Figure 5.

Protective effect of PhGs on Nrf2 in H₂O₂-treated PC12 cells. (A) The expression of Nrf2 protein in cytoplasm was detected by immunoblotting using specific antibody. β-Actin was used as loading control. (B) The quantitative densitometric analysis of Nrf2 protein in cytoplasm. (C) The expression of Nrf2 protein in the nucleus was detected by immunoblotting using specific antibody. Histones H3 was used as loading control. (D) The quantitative densitometric analysis of Nrf2 protein in the nucleus. (E,F) PC12 cells were preincubated without (E) or with (F) Nrf2 siRNA for 24 h, then incubated with or without PhGs (0.1, and 10 μg/mL) for 24 h, and incubated with H₂O₂ for another 2 h after the PhGs were removed.

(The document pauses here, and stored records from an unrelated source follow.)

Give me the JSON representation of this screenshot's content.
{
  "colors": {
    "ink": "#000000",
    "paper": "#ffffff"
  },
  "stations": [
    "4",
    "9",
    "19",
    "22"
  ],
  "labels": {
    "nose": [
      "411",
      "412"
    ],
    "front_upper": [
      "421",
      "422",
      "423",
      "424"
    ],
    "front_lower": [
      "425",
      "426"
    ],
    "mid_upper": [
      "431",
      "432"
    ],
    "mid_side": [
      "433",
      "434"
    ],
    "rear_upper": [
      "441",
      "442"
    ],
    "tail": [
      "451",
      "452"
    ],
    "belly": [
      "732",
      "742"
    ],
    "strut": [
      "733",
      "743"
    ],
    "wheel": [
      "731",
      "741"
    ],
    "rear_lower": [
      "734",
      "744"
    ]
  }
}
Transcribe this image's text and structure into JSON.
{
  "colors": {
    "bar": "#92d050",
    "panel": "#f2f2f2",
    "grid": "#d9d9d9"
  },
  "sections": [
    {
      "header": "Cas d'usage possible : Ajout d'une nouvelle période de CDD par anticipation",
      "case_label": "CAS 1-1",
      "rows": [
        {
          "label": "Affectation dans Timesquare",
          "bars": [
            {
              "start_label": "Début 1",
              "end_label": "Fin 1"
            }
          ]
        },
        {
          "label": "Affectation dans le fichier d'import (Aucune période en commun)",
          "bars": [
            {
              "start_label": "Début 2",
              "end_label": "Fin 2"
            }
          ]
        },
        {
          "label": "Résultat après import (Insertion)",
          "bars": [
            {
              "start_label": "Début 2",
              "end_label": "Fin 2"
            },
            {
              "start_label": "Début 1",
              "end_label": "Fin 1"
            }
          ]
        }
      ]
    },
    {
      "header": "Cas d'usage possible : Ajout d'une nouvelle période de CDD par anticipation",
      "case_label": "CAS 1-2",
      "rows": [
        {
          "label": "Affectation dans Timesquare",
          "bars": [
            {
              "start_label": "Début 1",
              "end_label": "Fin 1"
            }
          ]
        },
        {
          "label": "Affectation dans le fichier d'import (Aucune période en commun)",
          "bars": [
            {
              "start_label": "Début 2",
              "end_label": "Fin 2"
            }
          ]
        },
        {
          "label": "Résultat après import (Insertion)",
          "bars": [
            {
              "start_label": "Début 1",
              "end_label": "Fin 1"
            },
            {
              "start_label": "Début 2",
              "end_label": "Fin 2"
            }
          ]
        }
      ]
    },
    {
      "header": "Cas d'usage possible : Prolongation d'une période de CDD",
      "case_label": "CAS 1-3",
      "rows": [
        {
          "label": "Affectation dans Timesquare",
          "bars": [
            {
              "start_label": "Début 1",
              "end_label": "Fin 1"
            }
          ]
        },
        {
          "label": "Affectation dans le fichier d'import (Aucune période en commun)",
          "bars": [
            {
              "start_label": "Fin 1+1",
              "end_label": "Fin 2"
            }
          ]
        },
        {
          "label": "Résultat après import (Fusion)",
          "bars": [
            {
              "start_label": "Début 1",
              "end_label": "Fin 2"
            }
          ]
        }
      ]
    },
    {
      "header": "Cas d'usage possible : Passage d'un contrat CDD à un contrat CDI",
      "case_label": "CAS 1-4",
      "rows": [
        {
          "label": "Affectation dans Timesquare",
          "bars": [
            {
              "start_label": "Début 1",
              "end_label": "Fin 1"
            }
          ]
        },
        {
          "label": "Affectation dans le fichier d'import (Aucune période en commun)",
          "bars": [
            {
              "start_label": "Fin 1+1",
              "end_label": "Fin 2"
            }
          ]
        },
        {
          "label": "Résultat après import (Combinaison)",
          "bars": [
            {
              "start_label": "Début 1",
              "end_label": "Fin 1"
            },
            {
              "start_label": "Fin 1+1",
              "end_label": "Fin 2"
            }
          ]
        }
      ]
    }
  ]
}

Total Nrf2 protein expression was detected by immunoblotting using specific antibody, and β-actin was used as loading control. (G) The quantitative densitometric analysis of total Nrf2 protein. (H) The quantitative analysis of Nrf2 mRNA. (I) PC12 cells were preincubated with or without siRNA for 24 h, then incubated with or without PhGs (0.1 and 10 μg/mL) for 24 h, and incubated with H₂O₂ for another 2 h after the PhGs were removed. After treatment, the survival cells were determined by MTT assay. CK: normal group, Model: H₂O₂ treated group, ControlSi: control siRNA treated group, SiRNA Negative: without SiRNA treated group, SiRNA Positive: SiRNA treated group, Salidroside: salidroside treated group, Acteoside: acteoside treated group, Isoacteoside: isoacteoside treated group, Echinacoside: echinacoside treated group. ** p < 0.01 versus untreated group; # p < 0.05, versus H₂O₂ treated group (without Nrf2 siRNA treated), ## p < 0.01, versus H₂O₂ treated group (without Nrf2 siRNA treated); & p < 0.05 versus H₂O₂ treated group (with Nrf2 siRNA treated), && p < 0.01, versus H₂O₂ treated group (with Nrf2 siRNA treated).